Now a medallion is an oval slice of meat and I was thinking Garry would have to do some pretty nifty butchery on the saddle or haunch. What I hadn’t bargained for was getting three mini rabbit burgers.
They tasted bland. They came with some spinach, game chips (home made crisps) and a little shot glass of ‘Bloody Mary,’ home made tomato sauce with Hendo’s.
The whole lot was hardly more than a mouthful. I looked enviously at the bloke on the next table with enough roast pork belly to feed a platoon.
I’d been stung. Perhaps that nettle soup was slow in kicking in. So I’d had what amounted to two starters,
We shared the assiette of desserts (£8.95): a trio of puds (lemon tart, bread and butter and cheesecake) which can be summed up in one word: sturdy.
I don’t want to knock a new business and our experience was not shared by the next table.
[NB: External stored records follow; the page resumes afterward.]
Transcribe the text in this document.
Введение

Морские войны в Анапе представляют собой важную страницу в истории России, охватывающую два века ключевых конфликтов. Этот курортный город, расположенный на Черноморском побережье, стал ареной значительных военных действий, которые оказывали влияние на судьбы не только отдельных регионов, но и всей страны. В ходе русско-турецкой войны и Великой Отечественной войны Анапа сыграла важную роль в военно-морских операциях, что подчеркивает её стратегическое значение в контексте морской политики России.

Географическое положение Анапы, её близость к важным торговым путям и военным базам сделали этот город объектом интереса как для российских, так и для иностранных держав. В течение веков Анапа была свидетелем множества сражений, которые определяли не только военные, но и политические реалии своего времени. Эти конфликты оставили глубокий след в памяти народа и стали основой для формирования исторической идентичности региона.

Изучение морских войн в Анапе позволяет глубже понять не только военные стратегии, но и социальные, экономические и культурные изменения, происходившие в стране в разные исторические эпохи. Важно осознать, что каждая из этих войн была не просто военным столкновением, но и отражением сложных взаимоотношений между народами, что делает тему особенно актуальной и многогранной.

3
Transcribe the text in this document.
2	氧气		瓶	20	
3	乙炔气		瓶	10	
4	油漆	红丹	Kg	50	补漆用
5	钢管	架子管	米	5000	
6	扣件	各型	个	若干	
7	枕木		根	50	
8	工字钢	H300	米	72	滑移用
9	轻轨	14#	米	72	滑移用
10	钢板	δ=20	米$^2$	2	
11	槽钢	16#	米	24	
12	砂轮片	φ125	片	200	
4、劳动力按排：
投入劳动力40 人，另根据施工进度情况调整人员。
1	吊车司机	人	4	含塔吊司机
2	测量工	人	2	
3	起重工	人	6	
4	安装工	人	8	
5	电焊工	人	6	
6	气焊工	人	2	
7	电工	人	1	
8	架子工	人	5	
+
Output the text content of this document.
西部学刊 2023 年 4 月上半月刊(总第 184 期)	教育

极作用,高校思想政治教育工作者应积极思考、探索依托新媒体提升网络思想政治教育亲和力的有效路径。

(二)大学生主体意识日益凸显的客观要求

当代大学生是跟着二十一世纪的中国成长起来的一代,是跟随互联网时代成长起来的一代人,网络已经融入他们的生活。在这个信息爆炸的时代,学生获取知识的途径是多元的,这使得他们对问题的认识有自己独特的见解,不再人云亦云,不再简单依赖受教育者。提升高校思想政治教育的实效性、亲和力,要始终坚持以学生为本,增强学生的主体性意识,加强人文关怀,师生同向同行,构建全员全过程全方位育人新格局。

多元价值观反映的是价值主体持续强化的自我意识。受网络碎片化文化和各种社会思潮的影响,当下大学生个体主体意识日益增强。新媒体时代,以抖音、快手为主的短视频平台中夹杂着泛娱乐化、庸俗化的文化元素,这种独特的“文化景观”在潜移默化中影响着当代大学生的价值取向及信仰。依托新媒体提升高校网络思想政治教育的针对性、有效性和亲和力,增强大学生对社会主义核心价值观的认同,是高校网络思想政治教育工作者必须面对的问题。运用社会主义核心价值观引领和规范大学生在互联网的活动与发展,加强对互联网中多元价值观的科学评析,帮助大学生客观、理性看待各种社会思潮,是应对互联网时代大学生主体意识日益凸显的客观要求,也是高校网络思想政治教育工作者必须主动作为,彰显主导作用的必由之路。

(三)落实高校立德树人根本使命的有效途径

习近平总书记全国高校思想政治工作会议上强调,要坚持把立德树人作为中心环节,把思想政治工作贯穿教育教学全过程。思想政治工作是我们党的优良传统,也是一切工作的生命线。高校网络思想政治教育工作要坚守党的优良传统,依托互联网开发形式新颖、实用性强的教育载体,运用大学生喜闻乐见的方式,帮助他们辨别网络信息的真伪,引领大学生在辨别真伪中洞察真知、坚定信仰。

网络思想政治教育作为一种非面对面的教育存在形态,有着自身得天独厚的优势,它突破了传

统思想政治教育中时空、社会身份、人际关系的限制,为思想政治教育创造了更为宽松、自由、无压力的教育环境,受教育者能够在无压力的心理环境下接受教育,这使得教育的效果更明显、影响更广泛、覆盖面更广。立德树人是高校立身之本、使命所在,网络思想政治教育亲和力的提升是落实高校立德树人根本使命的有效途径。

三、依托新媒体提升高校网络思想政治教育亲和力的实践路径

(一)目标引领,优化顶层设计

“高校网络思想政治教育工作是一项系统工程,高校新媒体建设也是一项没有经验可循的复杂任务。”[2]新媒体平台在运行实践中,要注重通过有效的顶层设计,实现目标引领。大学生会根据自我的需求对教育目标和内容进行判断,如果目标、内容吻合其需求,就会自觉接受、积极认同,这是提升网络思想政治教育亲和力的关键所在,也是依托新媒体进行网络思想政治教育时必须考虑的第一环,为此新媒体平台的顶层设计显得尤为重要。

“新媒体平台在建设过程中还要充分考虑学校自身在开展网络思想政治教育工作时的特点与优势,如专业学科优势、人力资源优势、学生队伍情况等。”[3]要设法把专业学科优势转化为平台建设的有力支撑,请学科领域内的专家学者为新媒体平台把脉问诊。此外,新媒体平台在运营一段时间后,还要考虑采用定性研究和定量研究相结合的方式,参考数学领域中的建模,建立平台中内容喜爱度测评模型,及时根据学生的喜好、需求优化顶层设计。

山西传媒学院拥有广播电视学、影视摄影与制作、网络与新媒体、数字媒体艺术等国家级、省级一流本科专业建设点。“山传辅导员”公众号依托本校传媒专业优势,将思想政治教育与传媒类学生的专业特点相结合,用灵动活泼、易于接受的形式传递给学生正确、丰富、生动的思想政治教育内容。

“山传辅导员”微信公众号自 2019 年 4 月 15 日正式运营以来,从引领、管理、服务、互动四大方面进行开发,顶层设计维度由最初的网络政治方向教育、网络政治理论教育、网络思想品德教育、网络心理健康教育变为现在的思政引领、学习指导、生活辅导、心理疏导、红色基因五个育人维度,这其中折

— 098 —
He of the mammoth pork belly was loud in his praise to Kathryn.
My advice is to junk the salmon with Relish and send the rabbit to the starters with a proper menu description.
We paid £40.25 for food, £5.85 for drinks (a glass of wine and a half of Bradfield Brewery’s Brown Cow bitter) and £3.90 for poor coffee.
Still hungry, I wandered off across Devonshire Green in search of a nettle to nibble.
Moo La La
Address: Unit 12, West One, Fitzwilliam Street, Sheffield S1 4JB.
Telephone: 0114 276 276.
Open Mon-Wed noon- 10pm, Thurs until 10.30pm. Fri-Sat 12-11pm. Sun 12-10pm. Licensed. Vegetarian dishes. Children’s menu. Lively music. Credit cards. Disabled access and toilets. Public car park opposite.